From: w_tom (w_tom1_at_hotmail.com)
Date: 12/10/04


Date: Fri, 10 Dec 2004 06:22:55 -0500


  Look at high voltage transmission towers. Where is the
neutral? Each power circuit is composed of three 'hot' wires.
When at a substation, then three hot wires 'excite' wires on
other side of that transformer. There is no direct
connection. To understand how electricity gets from generator
to that transformer, it arrives as voltage between three 'hot'
wire phases.

  Each phase is a sine wave. Each phase is 1/3rd of 360
degrees delayed from the next. A transformer can get voltage
when connected between two hot wires from the generator. Yes
it does get a wee more complex. Best to seek pictures of Wye
and Delta connections before the 'wee more complex' details
are discussed.

  Generator outputs three sine waves - each delayed by 5.55
milliseconds (for 60 cycle power). All three are hot. There
is no return or neutral from generator to substation.

  The word transmit or conductive return means same here.
Using earth as a return to a generator would create
unacceptable losses for same reason as explained in telegraph
/ telephone example. Generator connects to primary side of
transformer completely different from how secondary side of
transformer connects to the house and earth ground.

 Furthermore 'ground' is confusing. Which ground? Earth
ground is only one ground in an electrical system.

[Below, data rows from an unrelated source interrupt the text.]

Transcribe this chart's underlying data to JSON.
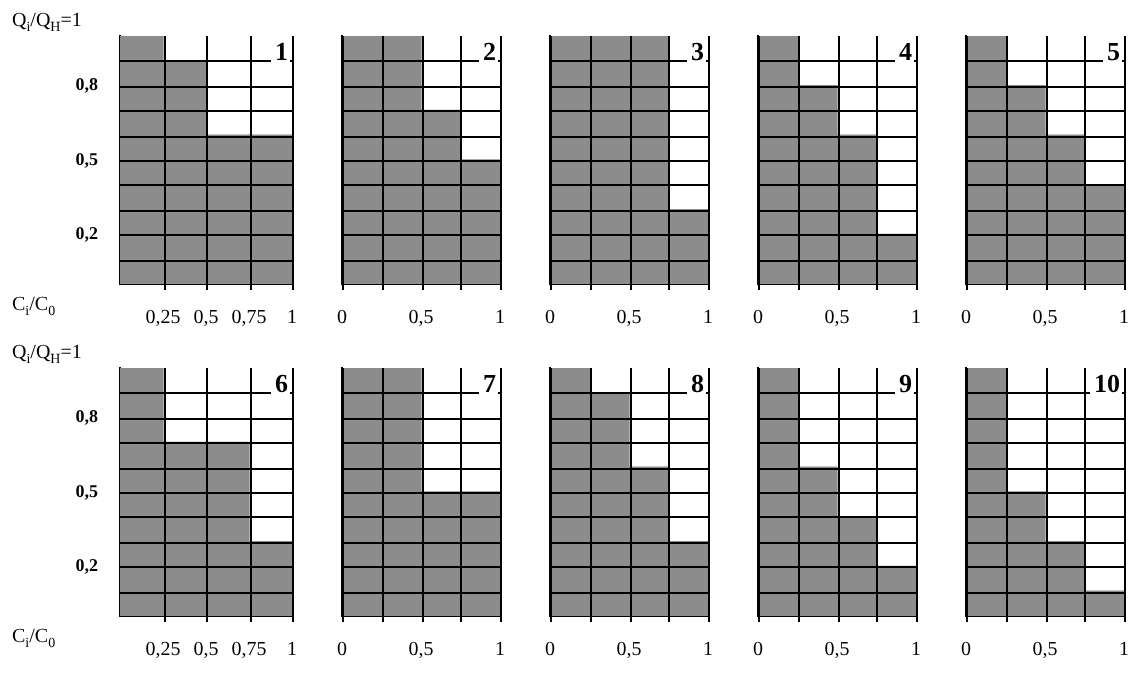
{
  "chart_data": [
    {
      "type": "histogram",
      "bins": [
        0,
        0.25,
        0.5,
        0.75,
        1
      ],
      "values": [
        1.0,
        0.9,
        0.6,
        0.6
      ],
      "color": "#8c8c8c",
      "xlabel": "C$_{i}$/C$_{0}$",
      "ylabel": "Q$_{i}$/Q$_{H}$=1",
      "annotations": [
        "1"
      ],
      "xlim": [
        0,
        1
      ],
      "ylim": [
        0,
        1
      ],
      "xticks": [
        {
          "value": 0.25,
          "label": "0,25"
        },
        {
          "value": 0.5,
          "label": "0,5"
        },
        {
          "value": 0.75,
          "label": "0,75"
        },
        {
          "value": 1,
          "label": "1"
        }
      ],
      "yticks": [
        {
          "value": 0.1,
          "label": null
        },
        {
          "value": 0.2,
          "label": "0,2"
        },
        {
          "value": 0.3,
          "label": null
        },
        {
          "value": 0.4,
          "label": null
        },
        {
          "value": 0.5,
          "label": "0,5"
        },
        {
          "value": 0.6,
          "label": null
        },
        {
          "value": 0.7,
          "label": null
        },
        {
          "value": 0.8,
          "label": "0,8"
        },
        {
          "value": 0.9,
          "label": null
        }
      ],
      "grid": true
    },
    {
      "type": "histogram",
      "bins": [
        0,
        0.25,
        0.5,
        0.75,
        1
      ],
      "values": [
        1.0,
        1.0,
        0.7,
        0.5
      ],
      "color": "#8c8c8c",
      "annotations": [
        "2"
      ],
      "xlim": [
        0,
        1
      ],
      "ylim": [
        0,
        1
      ],
      "xticks": [
        {
          "value": 0,
          "label": "0"
        },
        {
          "value": 0.25,
          "label": null
        },
        {
          "value": 0.5,
          "label": "0,5"
        },
        {
          "value": 0.75,
          "label": null
        },
        {
          "value": 1,
          "label": "1"
        }
      ],
      "yticks": [
        0.1,
        0.2,
        0.3,
        0.4,
        0.5,
        0.6,
        0.7,
        0.8,
        0.9
      ],
      "grid": true,
      "tick_labels": "x"
    },
    {
      "type": "histogram",
      "bins": [
        0,
        0.25,
        0.5,
        0.75,
        1
      ],
      "values": [
        1.0,
        1.0,
        1.0,
        0.3
      ],
      "color": "#8c8c8c",
      "annotations": [
        "3"
      ],
      "xlim": [
        0,
        1
      ],
      "ylim": [
        0,
        1
      ],
      "xticks": [
        {
          "value": 0,
          "label": "0"
        },
        {
          "value": 0.25,
          "label": null
        },
        {
          "value": 0.5,
          "label": "0,5"
        },
        {
          "value": 0.75,
          "label": null
        },
        {
          "value": 1,
          "label": "1"
        }
      ],
      "yticks": [
        0.1,
        0.2,
        0.3,
        0.4,
        0.5,
        0.6,
        0.7,
        0.8,
        0.9
      ],
      "grid": true,
      "tick_labels": "x"
    },
    {
      "type": "histogram",
      "bins": [
        0,
        0.25,
        0.5,
        0.75,
        1
      ],
      "values": [
        1.0,
        0.8,
        0.6,
        0.2
      ],
      "color": "#8c8c8c",
      "annotations": [
        "4"
      ],
      "xlim": [
        0,
        1
      ],
      "ylim": [
        0,
        1
      ],
      "xticks": [
        {
          "value": 0,
          "label": "0"
        },
        {
          "value": 0.25,
          "label": null
        },
        {
          "value": 0.5,
          "label": "0,5"
        },
        {
          "value": 0.75,
          "label": null
        },
        {
          "value": 1,
          "label": "1"
        }
      ],
      "yticks": [
        0.1,
        0.2,
        0.3,
        0.4,
        0.5,
        0.6,
        0.7,
        0.8,
        0.9
      ],
      "grid": true,
      "tick_labels": "x"
    },
    {
      "type": "histogram",
      "bins": [
        0,
        0.25,
        0.5,
        0.75,
        1
      ],
      "values": [
        1.0,
        0.8,
        0.6,
        0.4
      ],
      "color": "#8c8c8c",
      "annotations": [
        "5"
      ],
      "xlim": [
        0,
        1
      ],
      "ylim": [
        0,
        1
      ],
      "xticks": [
        {
          "value": 0,
          "label": "0"
        },
        {
          "value": 0.25,
          "label": null
        },
        {
          "value": 0.5,
          "label": "0,5"
        },
        {
          "value": 0.75,
          "label": null
        },
        {
          "value": 1,
          "label": "1"
        }
      ],
      "yticks": [
        0.1,
        0.2,
        0.3,
        0.4,
        0.5,
        0.6,
        0.7,
        0.8,
        0.9
      ],
      "grid": true,
      "tick_labels": "x"
    },
    {
      "type": "histogram",
      "bins": [
        0,
        0.25,
        0.5,
        0.75,
        1
      ],
      "values": [
        1.0,
        0.7,
        0.7,
        0.3
      ],
      "color": "#8c8c8c",
      "xlabel": "C$_{i}$/C$_{0}$",
      "ylabel": "Q$_{i}$/Q$_{H}$=1",
      "annotations": [
        "6"
      ],
      "xlim": [
        0,
        1
      ],
      "ylim": [
        0,
        1
      ],
      "xticks": [
        {
          "value": 0.25,
          "label": "0,25"
        },
        {
          "value": 0.5,
          "label": "0,5"
        },
        {
          "value": 0.75,
          "label": "0,75"
        },
        {
          "value": 1,
          "label": "1"
        }
      ],
      "yticks": [
        {
          "value": 0.1,
          "label": null
        },
        {
          "value": 0.2,
          "label": "0,2"
        },
        {
          "value": 0.3,
          "label": null
        },
        {
          "value": 0.4,
          "label": null
        },
        {
          "value": 0.5,
          "label": "0,5"
        },
        {
          "value": 0.6,
          "label": null
        },
        {
          "value": 0.7,
          "label": null
        },
        {
          "value": 0.8,
          "label": "0,8"
        },
        {
          "value": 0.9,
          "label": null
        }
      ],
      "grid": true
    },
    {
      "type": "histogram",
      "bins": [
        0,
        0.25,
        0.5,
        0.75,
        1
      ],
      "values": [
        1.0,
        1.0,
        0.5,
        0.5
      ],
      "color": "#8c8c8c",
      "annotations": [
        "7"
      ],
      "xlim": [
        0,
        1
      ],
      "ylim": [
        0,
        1
      ],
      "xticks": [
        {
          "value": 0,
          "label": "0"
        },
        {
          "value": 0.25,
          "label": null
        },
        {
          "value": 0.5,
          "label": "0,5"
        },
        {
          "value": 0.75,
          "label": null
        },
        {
          "value": 1,
          "label": "1"
        }
      ],
      "yticks": [
        0.1,
        0.2,
        0.3,
        0.4,
        0.5,
        0.6,
        0.7,
        0.8,
        0.9
      ],
      "grid": true,
      "tick_labels": "x"
    },
    {
      "type": "histogram",
      "bins": [
        0,
        0.25,
        0.5,
        0.75,
        1
      ],
      "values": [
        1.0,
        0.9,
        0.6,
        0.3
      ],
      "color": "#8c8c8c",
      "annotations": [
        "8"
      ],
      "xlim": [
        0,
        1
      ],
      "ylim": [
        0,
        1
      ],
      "xticks": [
        {
          "value": 0,
          "label": "0"
        },
        {
          "value": 0.25,
          "label": null
        },
        {
          "value": 0.5,
          "label": "0,5"
        },
        {
          "value": 0.75,
          "label": null
        },
        {
          "value": 1,
          "label": "1"
        }
      ],
      "yticks": [
        0.1,
        0.2,
        0.3,
        0.4,
        0.5,
        0.6,
        0.7,
        0.8,
        0.9
      ],
      "grid": true,
      "tick_labels": "x"
    },
    {
      "type": "histogram",
      "bins": [
        0,
        0.25,
        0.5,
        0.75,
        1
      ],
      "values": [
        1.0,
        0.6,
        0.4,
        0.2
      ],
      "color": "#8c8c8c",
      "annotations": [
        "9"
      ],
      "xlim": [
        0,
        1
      ],
      "ylim": [
        0,
        1
      ],
      "xticks": [
        {
          "value": 0,
          "label": "0"
        },
        {
          "value": 0.25,
          "label": null
        },
        {
          "value": 0.5,
          "label": "0,5"
        },
        {
          "value": 0.75,
          "label": null
        },
        {
          "value": 1,
          "label": "1"
        }
      ],
      "yticks": [
        0.1,
        0.2,
        0.3,
        0.4,
        0.5,
        0.6,
        0.7,
        0.8,
        0.9
      ],
      "grid": true,
      "tick_labels": "x"
    },
    {
      "type": "histogram",
      "bins": [
        0,
        0.25,
        0.5,
        0.75,
        1
      ],
      "values": [
        1.0,
        0.5,
        0.3,
        0.1
      ],
      "color": "#8c8c8c",
      "annotations": [
        "10"
      ],
      "xlim": [
        0,
        1
      ],
      "ylim": [
        0,
        1
      ],
      "xticks": [
        {
          "value": 0,
          "label": "0"
        },
        {
          "value": 0.25,
          "label": null
        },
        {
          "value": 0.5,
          "label": "0,5"
        },
        {
          "value": 0.75,
          "label": null
        },
        {
          "value": 1,
          "label": "1"
        }
      ],
      "yticks": [
        0.1,
        0.2,
        0.3,
        0.4,
        0.5,
        0.6,
        0.7,
        0.8,
        0.9
      ],
      "grid": true,
      "tick_labels": "x"
    }
  ]
}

  Apparently your questions may be based upon what you are
looking at. What is it you see? That would better help
others to more accurately describe what currently you see and
are confused about.

"Thomas G. Marshall" wrote:
> w_tom coughed up:
>> No. Wires from power plant do not connect to your
>> building. There is no neutral wire leaving the power plant.
>> Your building is galvanically isolated from the power plant.
>> This was explained in previous posts. Earth ground (one of
>> many different grounds) does not become the conductor as also
>> explained in a previous post:
>>> Earth is not used by AC electric generators to transmit
>>> electricity for same reason.
>
> But this itself is vague. It says /transmit/. I was referring
> to simply using the ground as a return.
>
> And besides, R. Steve Walz just got done telling me:
>
> R. Steve Walz:
> If you drag around the hot, you have to drag
> around the neutral, or have a damned good
> ground stake.
>
> This implies what then? That either:
>
> 1. the generator is sending two wires
> or
> 2. the generator is sending one wire, and the ground is the
> return to the generator(?)
>
> The generators I've fooled around with always have two leads, just
> like a battery does. Where does that neutral lead of the power
> plant generator go. To the earth?
>
>> In the case of an electric
>>> system, where you find a transformer, instead think of that
>>> transformer as a battery (an AC battery). Then forget about
>>> everything from that transformer back to generator. You are
>>> now ready to discuss earthing from the perspective of that
>>> circuit.
>>
>> To understand the circuit, think of that utility pole
>> transformer as a battery. Pretend there is no other
>> connection. Pretend that utility pole 'battery' provides all
>> the power to you building. Now you are ready to understand
>> how your AC electricity works, and how earthing and other
>> different grounds works.
>
> Yep, that part was explained already. I'm trying to phathom the
> generator part now.
>
> That's fairly easy to understand. What I don't understand is how
> that "battery" can be fed by only a hot wire from the generator.
> How is that circuit completd?
>
>> You are confusing earth with ground. Earth is one type of
>> ground. A long previous post explained this in detail. Your
>> car, computer chassis, etc. have no earth ground. They have
>> other grounds (car chassis ground, household safety ground,
>> etc) Only some grounds have a connection to earth ground.
>>
>> They are grounds - car chassis ground (which has no connection
> to earth ground), safety ground, logic ground, floating power
>> supply ground (which also has no earth ground connection)
>> etc. Many electrically different grounds that can be
>> interconnected - but remain different and separate grounds.
>
> Yes, yes, yes, I understand all that. I've done car wiring, pc
> wiring, and even wired up counters using all TTL.
>
> But given that you need to *always* complete a circuit, how is
> the circuit completed from, say, a diesel generator at the plant
> outward to that transformer on the pole.
>
> A generator has two leads. One for power and one for.....the return?